In the case of President Industries [1999 (4) TMI 8 - GUJARAT HIGH COURT] has held that in case of undisclosed sales only profit margin should be taxed and in absence of any specific findings of any investment routed in undisclosed sales, the undisclosed investment cannot be taxed on assessment basis.
In the case of CIT vs. Leo Formulations Pvt. Ltd. [2014 (4) TMI 633 - GUJARAT HIGH COURT] AO observed that the assessee had not recorded consumption of different raw materials correctly in the books of account and had suppressed production.
Accordingly, the Assessing Officer estimated unaccounted sales of assessee at 40% of the turnover. The Gujarat High Court held that the contention of the Revenue that entire excess consumption should be added to the income of the assessee could not be accepted as the AO himself has recorded in the assessment order that there has been unaccounted purchases which needed to be considered against unaccounted sales and further excess consumption of raw materials could not automatically result into matching value of excess sales of finished product.
High Court held that the entire unaccounted sales cannot be added the income but only the net profit can be added to the income of the assessee.
Thus, in instant facts, in our view, Ld. CIT(A) has correctly observed that Assessing Officer has not recorded any finding of any undisclosed investment found as a result of search by Excise Department.
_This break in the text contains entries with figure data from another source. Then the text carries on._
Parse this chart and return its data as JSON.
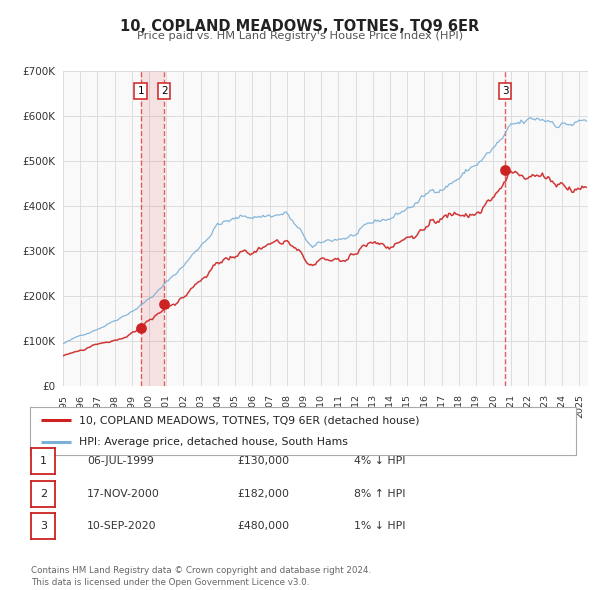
{
  "title": "10, COPLAND MEADOWS, TOTNES, TQ9 6ER",
  "subtitle": "Price paid vs. HM Land Registry's House Price Index (HPI)",
  "ylim": [
    0,
    700000
  ],
  "yticks": [
    0,
    100000,
    200000,
    300000,
    400000,
    500000,
    600000,
    700000
  ],
  "ytick_labels": [
    "£0",
    "£100K",
    "£200K",
    "£300K",
    "£400K",
    "£500K",
    "£600K",
    "£700K"
  ],
  "xlim_start": 1995.0,
  "xlim_end": 2025.5,
  "xticks": [
    1995,
    1996,
    1997,
    1998,
    1999,
    2000,
    2001,
    2002,
    2003,
    2004,
    2005,
    2006,
    2007,
    2008,
    2009,
    2010,
    2011,
    2012,
    2013,
    2014,
    2015,
    2016,
    2017,
    2018,
    2019,
    2020,
    2021,
    2022,
    2023,
    2024,
    2025
  ],
  "sale_dates": [
    1999.51,
    2000.88,
    2020.69
  ],
  "sale_prices": [
    130000,
    182000,
    480000
  ],
  "sale_labels": [
    "1",
    "2",
    "3"
  ],
  "vline_color": "#dd4444",
  "sale_dot_color": "#cc2222",
  "hpi_line_color": "#7ab0d8",
  "price_line_color": "#cc2222",
  "legend_label_price": "10, COPLAND MEADOWS, TOTNES, TQ9 6ER (detached house)",
  "legend_label_hpi": "HPI: Average price, detached house, South Hams",
  "table_rows": [
    {
      "num": "1",
      "date": "06-JUL-1999",
      "price": "£130,000",
      "hpi": "4% ↓ HPI"
    },
    {
      "num": "2",
      "date": "17-NOV-2000",
      "price": "£182,000",
      "hpi": "8% ↑ HPI"
    },
    {
      "num": "3",
      "date": "10-SEP-2020",
      "price": "£480,000",
      "hpi": "1% ↓ HPI"
    }
  ],
  "footnote": "Contains HM Land Registry data © Crown copyright and database right 2024.\nThis data is licensed under the Open Government Licence v3.0.",
  "background_color": "#ffffff",
  "plot_bg_color": "#f9f9f9",
  "grid_color": "#dddddd"
}
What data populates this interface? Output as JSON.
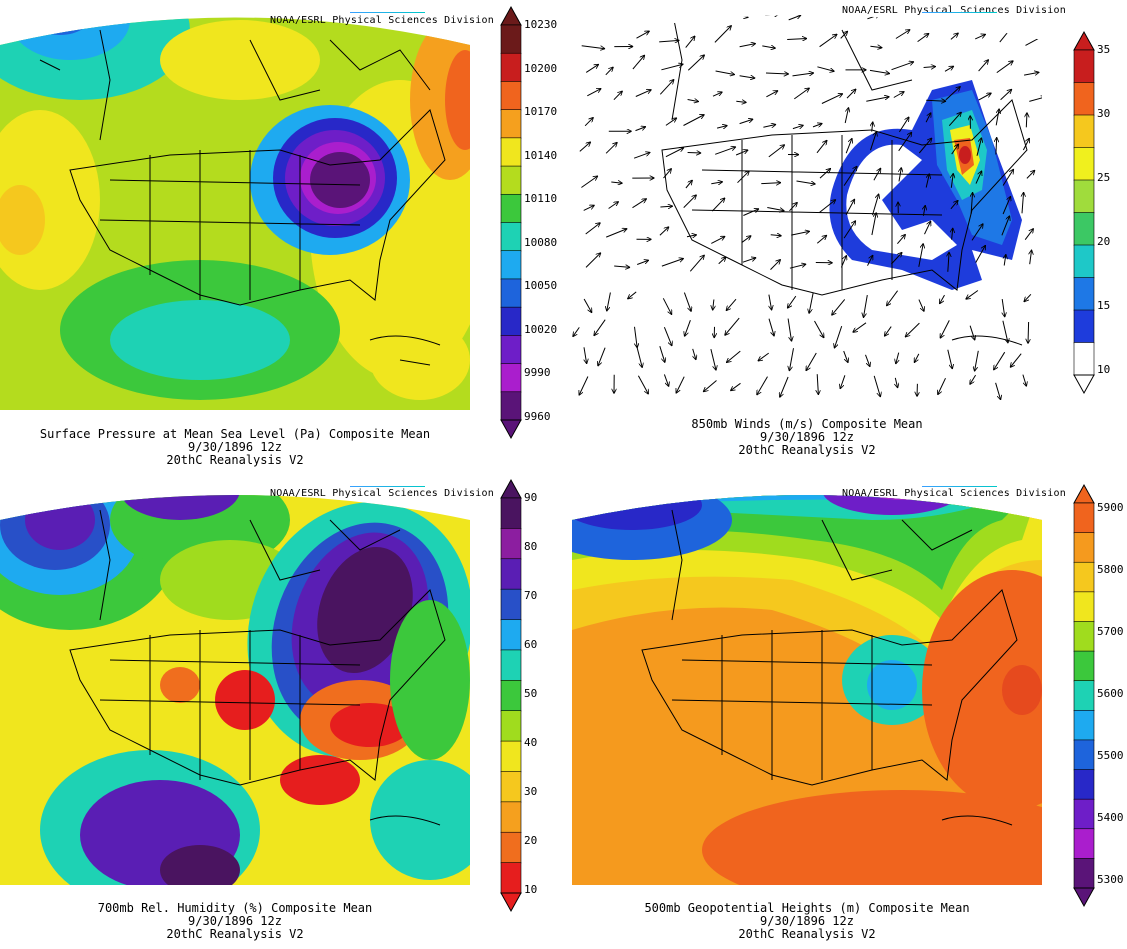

The undisclosed investments has only been assumed as the source of purchases recorded for subsequent sales. Accordingly, in view of the aforesaid discussions, we are of the considered view that Ld. CIT(A) has correctly held that looking into the instant facts, the addition should be restricted only to the extent of gross profit and no further additions can be made on account of undisclosed investments. Appeal of the Department is dismissed.